1 - Un tel constat représente un double défi, au nom même de la vocation missionnaire de
l’Église. L’enseignement même de Vatican II nous invite à demeurer vigilants sur la manière dont
nos paroles peuvent être reçues en dehors de nos cercles chrétiens. L’Église se reconnaît appelée
à vivre le dialogue avec tous et à travailler au service de la maison commune : « tous les hommes,
croyants et incroyants, doivent apporter leur concours à une juste construction du monde dans
lequel ils vivent ensemble. » (Gaudium et Spes 21). Pour œuvrer à l’avenir d’un monde commun, il
importe donc de cultiver l’échange : chaque instance apportant ses contributions propres tout
en s’ouvrant aux propositions des autres. Alors, dans la mesure où nous nous référons à la
miséricorde, il nous faut préciser le sens de ce terme et ses implications concrètes pour la vie
commune ; les précédentes conférences de carême ont apporté des contributions stimulantes.
Mais aussi, et c’est le second défi, il apparaît nécessaire d’étudier sérieusement certains travaux
actuels en philosophie et en sciences humaines. Une telle recherche permet aux chrétiens de
participer activement à la quête commune d’un sens pour la vie sociale, actuelle et à venir. De
plus, une telle écoute attentive des recherches de nos contemporains peut raviver des traits
évangéliques quelque peu oubliés : « L’Église constate avec reconnaissance qu’elle reçoit une aide
variée de la part d’hommes de tout rang et de toute condition. (…) En effet, tous ceux qui font
progresser la communauté humaine au plan de la famille, de la culture, de la vie économique et
sociale, de la vie politique tant nationale qu’internationale, apportent aussi, selon le dessein de
Dieu, une aide non négligeable à la communauté ecclésiale. » (Gaudium et Spes 44) Il importe
alors d’entendre ce qui se dit dans un autre vocabulaire, qui nous est d’ailleurs plutôt familier, à
propos d’anthropologie sociale, c’est-à-dire sur l’art de vivre ensemble de manière humaine. Il
est également nécessaire d’élaborer notre parole à propos de la miséricorde de telle manière
qu’elle puisse s’inscrire au cœur des débats actuels.
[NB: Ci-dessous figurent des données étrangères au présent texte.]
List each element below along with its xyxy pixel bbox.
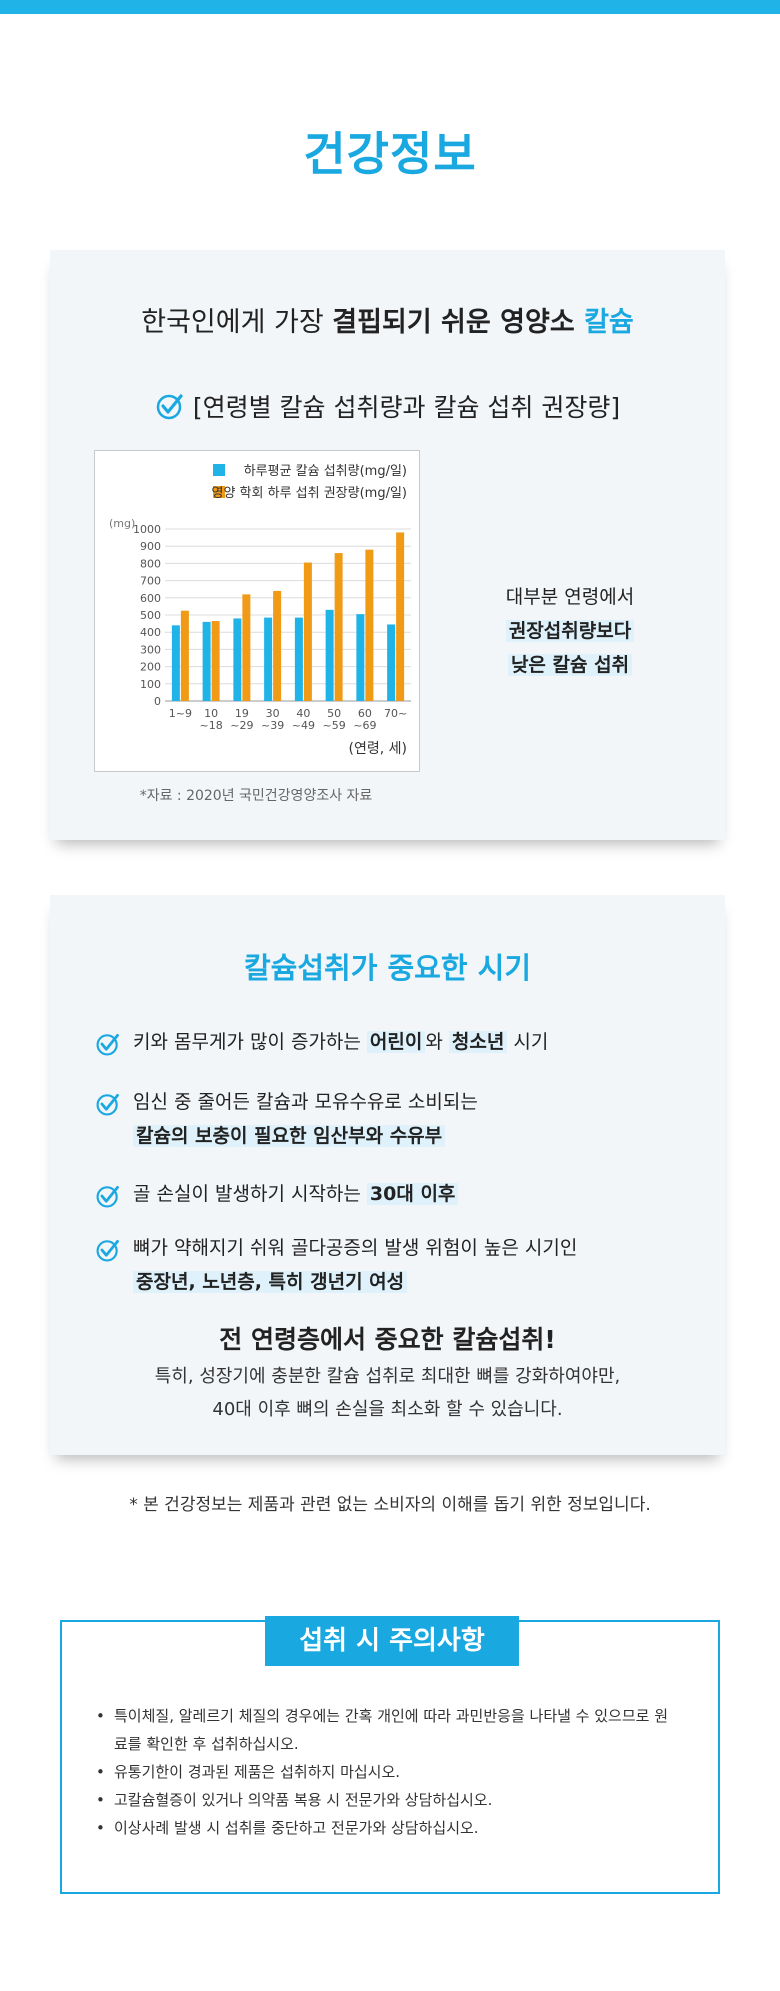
bar-recommended (180, 610, 189, 701)
emphasis-line-2: 40대 이후 뼈의 손실을 최소화 할 수 있습니다. (212, 1399, 563, 1420)
bar-intake (325, 609, 334, 701)
y-tick-label: 0 (154, 695, 161, 708)
subheading-text: [연령별 칼슘 섭취량과 칼슘 섭취 권장량] (192, 393, 621, 422)
x-tick-label: 1~9 (169, 707, 192, 720)
x-tick-label: 50 ~59 (323, 707, 346, 732)
bar-intake (356, 614, 365, 701)
calcium-timing-card: 칼슘섭취가 중요한 시기 키와 몸무게가 많이 증가하는 어린이 와 청소년 시기… (50, 895, 725, 1455)
caution-item: 특이체질, 알레르기 체질의 경우에는 간혹 개인에 따라 과민반응을 나타낼 … (96, 1702, 676, 1758)
y-tick-label: 600 (140, 592, 161, 605)
card-heading: 한국인에게 가장 결핍되기 쉬운 영양소 칼슘 (50, 300, 725, 339)
check-circle-icon (95, 1031, 121, 1068)
chart-svg: 하루평균 칼슘 섭취량(mg/일) 영양 학회 하루 섭취 권장량(mg/일) 0… (109, 464, 411, 757)
page-title: 건강정보 (303, 127, 477, 181)
bar-recommended (273, 590, 282, 701)
x-tick-label: 10 ~18 (200, 707, 223, 732)
item-text: 임신 중 줄어든 칼슘과 모유수유로 소비되는 (133, 1091, 478, 1113)
caution-item: 이상사례 발생 시 섭취를 중단하고 전문가와 상담하십시오. (96, 1814, 676, 1842)
item-text: 골 손실이 발생하기 시작하는 (133, 1183, 367, 1205)
caution-title: 섭취 시 주의사항 (265, 1616, 519, 1666)
caution-box: 섭취 시 주의사항 특이체질, 알레르기 체질의 경우에는 간혹 개인에 따라 … (60, 1616, 720, 1894)
y-tick-label: 100 (140, 678, 161, 691)
chart-subheading: [연령별 칼슘 섭취량과 칼슘 섭취 권장량] (50, 388, 725, 427)
chart-grid (165, 528, 411, 702)
bar-intake (171, 625, 180, 701)
y-tick-label: 1000 (133, 523, 161, 536)
caution-list: 특이체질, 알레르기 체질의 경우에는 간혹 개인에 따라 과민반응을 나타낼 … (96, 1702, 676, 1842)
emphasis-line-1: 특히, 성장기에 충분한 칼슘 섭취로 최대한 뼈를 강화하여야만, (154, 1366, 621, 1387)
item-highlight: 30대 이후 (366, 1183, 459, 1205)
bar-recommended (334, 553, 343, 701)
emphasis-title: 전 연령층에서 중요한 칼슘섭취! (219, 1325, 556, 1354)
emphasis-body: 특히, 성장기에 충분한 칼슘 섭취로 최대한 뼈를 강화하여야만, 40대 이… (50, 1360, 725, 1426)
summary-line-1: 대부분 연령에서 (505, 586, 635, 608)
y-tick-label: 300 (140, 643, 161, 656)
summary-line-3: 낮은 칼슘 섭취 (507, 654, 633, 676)
legend-label: 하루평균 칼슘 섭취량(mg/일) (244, 464, 407, 479)
y-tick-label: 500 (140, 609, 161, 622)
timing-item-children: 키와 몸무게가 많이 증가하는 어린이 와 청소년 시기 (95, 1025, 695, 1059)
x-axis-ticks: 1~9 10 ~18 19 ~29 30 ~39 40 ~49 50 ~59 60 ~69 70~ (169, 707, 407, 732)
heading-bold-text: 결핍되기 쉬운 영양소 (332, 307, 585, 338)
item-highlight: 중장년, 노년층, 특히 갱년기 여성 (133, 1271, 408, 1293)
bar-intake (202, 621, 211, 701)
y-tick-label: 200 (140, 661, 161, 674)
y-tick-label: 400 (140, 626, 161, 639)
x-tick-label: 30 ~39 (261, 707, 284, 732)
bar-recommended (303, 562, 312, 701)
caution-item: 유통기한이 경과된 제품은 섭취하지 마십시오. (96, 1758, 676, 1786)
timing-title: 칼슘섭취가 중요한 시기 (244, 951, 531, 985)
bar-intake (264, 617, 273, 701)
top-accent-bar (0, 0, 780, 14)
caution-item: 고칼슘혈증이 있거나 의약품 복용 시 전문가와 상담하십시오. (96, 1786, 676, 1814)
x-axis-label: (연령, 세) (349, 741, 407, 757)
check-circle-icon (95, 1091, 121, 1128)
chart-summary: 대부분 연령에서 권장섭취량보다 낮은 칼슘 섭취 (450, 580, 690, 682)
bar-recommended (396, 532, 405, 701)
item-text: 뼈가 약해지기 쉬워 골다공증의 발생 위험이 높은 시기인 (133, 1237, 578, 1259)
x-tick-label: 60 ~69 (353, 707, 376, 732)
bar-recommended (211, 621, 220, 701)
y-axis-label: (mg) (109, 517, 135, 530)
bar-intake (294, 617, 303, 701)
disclaimer: * 본 건강정보는 제품과 관련 없는 소비자의 이해를 돕기 위한 정보입니다… (129, 1495, 651, 1515)
heading-accent-text: 칼슘 (584, 307, 634, 338)
x-tick-label: 40 ~49 (292, 707, 315, 732)
check-circle-icon (155, 391, 185, 427)
timing-item-pregnancy: 임신 중 줄어든 칼슘과 모유수유로 소비되는 칼슘의 보충이 필요한 임산부와… (95, 1085, 695, 1153)
check-circle-icon (95, 1237, 121, 1274)
item-highlight: 청소년 (448, 1031, 508, 1053)
item-highlight: 칼슘의 보충이 필요한 임산부와 수유부 (133, 1125, 446, 1147)
calcium-deficiency-card: 한국인에게 가장 결핍되기 쉬운 영양소 칼슘 [연령별 칼슘 섭취량과 칼슘 … (50, 250, 725, 840)
y-axis-ticks: 0 100 200 300 400 500 600 700 800 900 1000 (133, 523, 161, 708)
calcium-bar-chart: 하루평균 칼슘 섭취량(mg/일) 영양 학회 하루 섭취 권장량(mg/일) 0… (94, 450, 420, 772)
item-highlight: 어린이 (366, 1031, 426, 1053)
bar-recommended (242, 594, 251, 701)
legend-swatch (213, 464, 225, 476)
timing-item-elderly: 뼈가 약해지기 쉬워 골다공증의 발생 위험이 높은 시기인 중장년, 노년층,… (95, 1231, 695, 1299)
item-text: 키와 몸무게가 많이 증가하는 (133, 1031, 367, 1053)
bar-intake (233, 618, 242, 701)
summary-line-2: 권장섭취량보다 (505, 620, 635, 642)
heading-text: 한국인에게 가장 (141, 307, 333, 338)
x-tick-label: 70~ (384, 707, 407, 720)
check-circle-icon (95, 1183, 121, 1220)
bar-recommended (365, 549, 374, 701)
item-text: 시기 (507, 1031, 549, 1053)
legend-label: 영양 학회 하루 섭취 권장량(mg/일) (212, 486, 408, 501)
chart-legend: 하루평균 칼슘 섭취량(mg/일) 영양 학회 하루 섭취 권장량(mg/일) (212, 464, 408, 501)
y-tick-label: 900 (140, 540, 161, 553)
item-text: 와 (425, 1031, 449, 1053)
x-tick-label: 19 ~29 (230, 707, 253, 732)
timing-item-30s: 골 손실이 발생하기 시작하는 30대 이후 (95, 1177, 695, 1211)
bar-intake (387, 624, 396, 701)
legend-swatch (213, 486, 225, 498)
y-tick-label: 700 (140, 575, 161, 588)
chart-source: *자료 : 2020년 국민건강영양조사 자료 (139, 788, 373, 804)
y-tick-label: 800 (140, 557, 161, 570)
chart-bars (171, 532, 405, 701)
2 - Je voudrais maintenant évoquer des auteurs qui focalisent leur travail sur des notions telles
que l’empathie et la sollicitude (prendre soin), le don et la gratuité, la solidarité et la fraternité et
surtout l’amour. Quelques noms de philosophes, d’anthropologues, de sociologues : Didier
FASSIN, Patrick VIVERET, Jacques LECOMTE, Fabienne BRUGÈRE, Marcel HÉNAFF, Corine
PELLUCHON, Luc BOLTANSKI, Paul RICOEUR… Pourquoi se lancer dans une telle étude ?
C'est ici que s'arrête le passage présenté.